I've always found the AFL's requirement that there be a roof bizarre. As the gatekeeper to entering the league, they're using standover tactics to have governments fund a stadium for it that they're essentially not contributing anything towards.Definitely. I still reckon that they could trim a lot of the fat off it and strip it down to a bare bones stadium with just a roof. All the extras can be added on over time.
Stadium roofs for field sports are relatively rare in professional sport globally, the exceptions being in the US where 10 of the 30 stadiums in the mega rich NFL and 7 of the 30 stadiums in the MLB have roofs, a handful of stadiums across soccer and the MLB in Japan, and a small spattering of major soccer stadiums in Europe.
AFL uses a much larger field size than any of these other stadiums, is a poorer league that doesn't fund its own grounds, and unlike the majority of the existing roofed stadiums, Hobart is neither in an extremely hot climate, nor in a climate commonly affected by snowfall.
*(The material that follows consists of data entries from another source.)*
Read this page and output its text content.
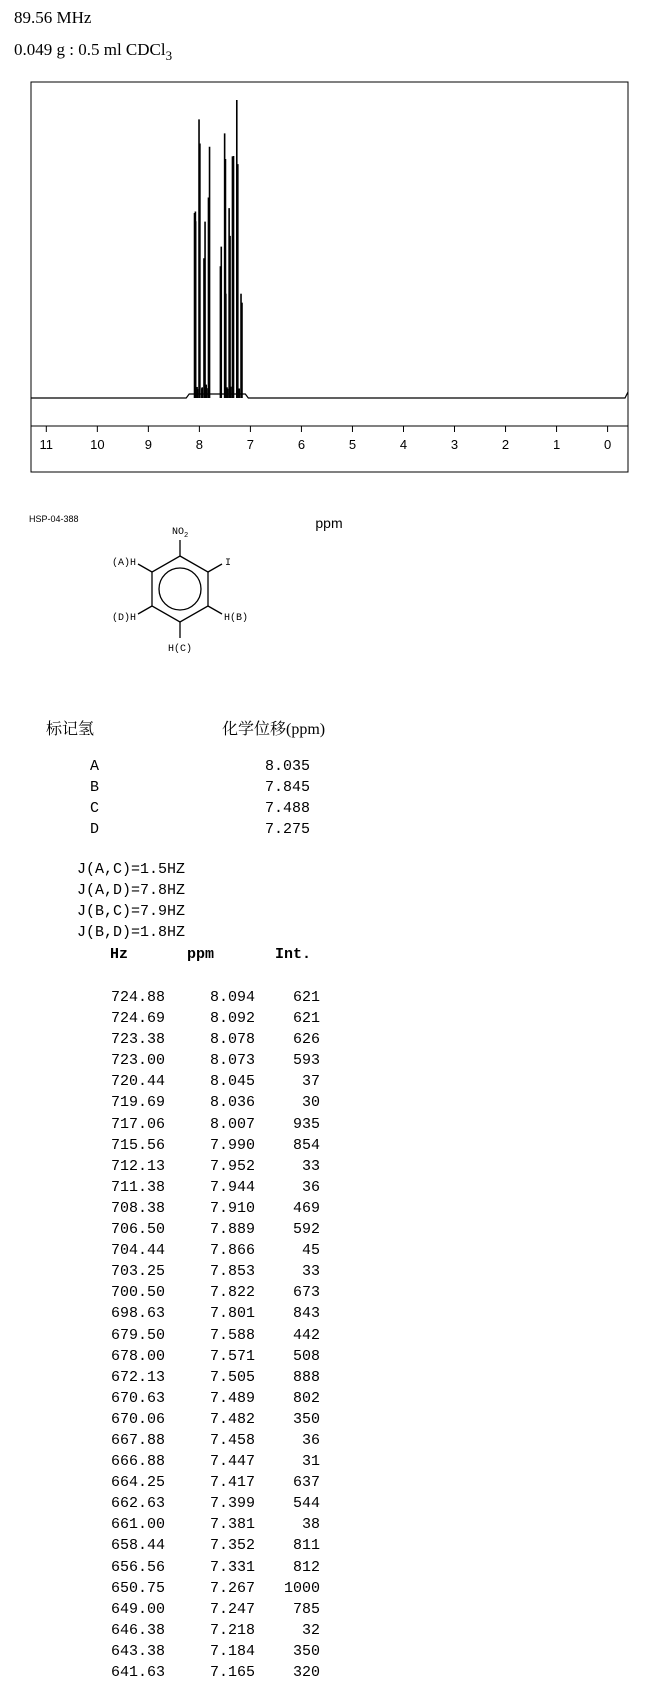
89.56 MHz
0.049 g : 0.5 ml CDCl$_3$
11	10	9	8	7	6	5	4	3	2	1	0
ppm
HSP-04-388
$NO_2$
(A)H	I
H(B)
(D)H
H(C)
标记氢	化学位移(ppm)
A	8.035
B	7.845
C	7.488
D	7.275
J(A,C)=1.5HZ
J(A,D)=7.8HZ
J(B,C)=7.9HZ
J(B,D)=1.8HZ
Hz	ppm	Int.
724.88	8.094	621
724.69	8.092	621
723.38	8.078	626
723.00	8.073	593
720.44	8.045	37
719.69	8.036	30
717.06	8.007	935
715.56	7.990	854
712.13	7.952	33
711.38	7.944	36
708.38	7.910	469
706.50	7.889	592
704.44	7.866	45
703.25	7.853	33
700.50	7.822	673
698.63	7.801	843
679.50	7.588	442
678.00	7.571	508
672.13	7.505	888
670.63	7.489	802
670.06	7.482	350
667.88	7.458	36
666.88	7.447	31
664.25	7.417	637
662.63	7.399	544
661.00	7.381	38
658.44	7.352	811
656.56	7.331	812
650.75	7.267	1000
649.00	7.247	785
646.38	7.218	32
643.38	7.184	350
641.63	7.165	320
Hobart's winter climate is only a degree or two colder on average than Melbourne, with the same number of average days of rainfall as both Melbourne and Adelaide, and significantly fewer millimetres of rainfall than Adelaide, and the AFL in those places functions extremely well at stadiums without a roof.
All in all, it seems like an unreasonable demand for a stadium that will get used for AFL 14 times a year at best.